At Expo ’74, Dodd rode in a limousine to acknowledge the transfer of the YMCA plaque to its former location in Riverfront Park.
Dodd credited the Spokane Chronicle newspaper with helping spread the word about the importance of observing the first Father’s Day. The Chronicle carried a front-page story about the endorsement of the YMCA and ministers to observe the first Father’s Day in 1910.
She died in 1978 at age 96.
A basalt monument was erected in her honor near her gravesite at Greenwood Memorial Terrace.
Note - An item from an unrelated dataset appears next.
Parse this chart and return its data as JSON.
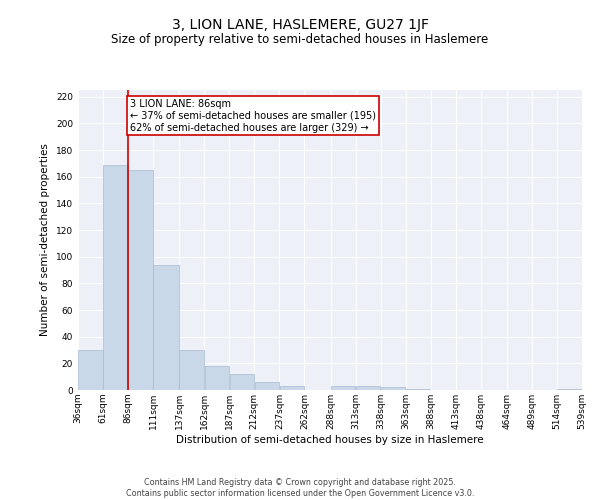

“Praised for enriching ‘the religious, civic and cultural life of Spokane,’ and for ‘giving Spokane credit in the eyes of the nation and the world,’ Sonora Smart Dodd’s far-reaching contributions were summarized by The Spokesman-Review at her death: ‘Honor for thousands of fathers everywhere and for her home city through [the] establishment of Father’s Day is an everlasting epitaph for Mrs. John Bruce Dodd,’ ” Yeomans said in her research.
According to a story from the Associated Press, Betsy Roddy, of Los Angeles, will write two cards this Father’s Day: one to her dad, and the other to her late great-grandmother, Sonora Dodd.
The second card is a century-old family tradition honoring the mother of Father’s Day, Roddy said.